Die Entwicklungs-Psychologin Heidi Keller erforscht den Einfluss der Kultur auf die Erziehung. Und stellt fest, dass wir Einiges von afrikanischen Stämmen lernen können.

"Zurück zum Ursprung"

Zugegeben, eine Industriegesellschaft wie die unserige fordert andere Erziehungswege als die der Naturvölker. Doch haben nicht alle Eltern und Babys auf der Welt etwas Gemeinsames? Etwas, was uns alle verbindet?

Seit zwanzig Jahren untersucht Heidi Keller, wie Eltern mit ihren Babys umgehen - an der Universität Osnabrück, wo sie das Fachgebiet Entwicklung und Kultur leitet.
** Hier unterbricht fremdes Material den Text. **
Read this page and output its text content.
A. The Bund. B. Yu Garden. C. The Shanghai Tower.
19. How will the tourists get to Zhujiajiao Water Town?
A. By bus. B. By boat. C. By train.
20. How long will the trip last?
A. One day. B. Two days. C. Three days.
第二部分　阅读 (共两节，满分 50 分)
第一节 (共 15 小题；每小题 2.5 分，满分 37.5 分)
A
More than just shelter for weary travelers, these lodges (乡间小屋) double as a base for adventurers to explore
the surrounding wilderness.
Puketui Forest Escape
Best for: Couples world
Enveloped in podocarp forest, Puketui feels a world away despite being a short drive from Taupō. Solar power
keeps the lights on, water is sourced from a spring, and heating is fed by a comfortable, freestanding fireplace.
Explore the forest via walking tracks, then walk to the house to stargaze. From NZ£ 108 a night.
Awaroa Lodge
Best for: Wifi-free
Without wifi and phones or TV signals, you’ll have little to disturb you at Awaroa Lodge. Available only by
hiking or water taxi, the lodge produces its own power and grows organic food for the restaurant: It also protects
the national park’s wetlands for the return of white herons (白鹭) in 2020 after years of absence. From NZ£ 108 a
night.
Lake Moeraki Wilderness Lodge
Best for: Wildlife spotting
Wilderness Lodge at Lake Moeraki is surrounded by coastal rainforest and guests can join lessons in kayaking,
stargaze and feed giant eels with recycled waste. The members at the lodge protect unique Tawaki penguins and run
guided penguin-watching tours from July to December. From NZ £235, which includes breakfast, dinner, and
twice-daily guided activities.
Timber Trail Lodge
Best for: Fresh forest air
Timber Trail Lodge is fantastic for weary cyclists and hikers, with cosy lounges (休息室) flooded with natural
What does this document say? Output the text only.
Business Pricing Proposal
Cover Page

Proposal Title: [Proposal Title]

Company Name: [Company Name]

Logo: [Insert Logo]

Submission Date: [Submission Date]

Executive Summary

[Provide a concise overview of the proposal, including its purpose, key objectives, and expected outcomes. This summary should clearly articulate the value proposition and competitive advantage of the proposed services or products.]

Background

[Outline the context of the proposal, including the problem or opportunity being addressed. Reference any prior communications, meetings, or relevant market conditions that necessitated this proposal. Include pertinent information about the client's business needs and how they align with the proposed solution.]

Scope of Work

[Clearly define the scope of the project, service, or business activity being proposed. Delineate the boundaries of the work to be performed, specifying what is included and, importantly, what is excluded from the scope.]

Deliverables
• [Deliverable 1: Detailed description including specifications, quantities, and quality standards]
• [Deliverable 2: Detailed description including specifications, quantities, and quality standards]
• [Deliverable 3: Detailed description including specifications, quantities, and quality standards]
Zahlreiche Forschungsreisen hat sie nach Asien, Afrika und Lateinamerika geführt. Schwerpunkt ihrer Arbeit ist es, die Eltern-Kind-Beziehungen in verschiedenen Kulturen zu untersuchen, um eine fundierte Anwort auf die Frage zu geben: Was können Eltern tun, um dem Kind einen optimalen Start ins Leben zu bereiten?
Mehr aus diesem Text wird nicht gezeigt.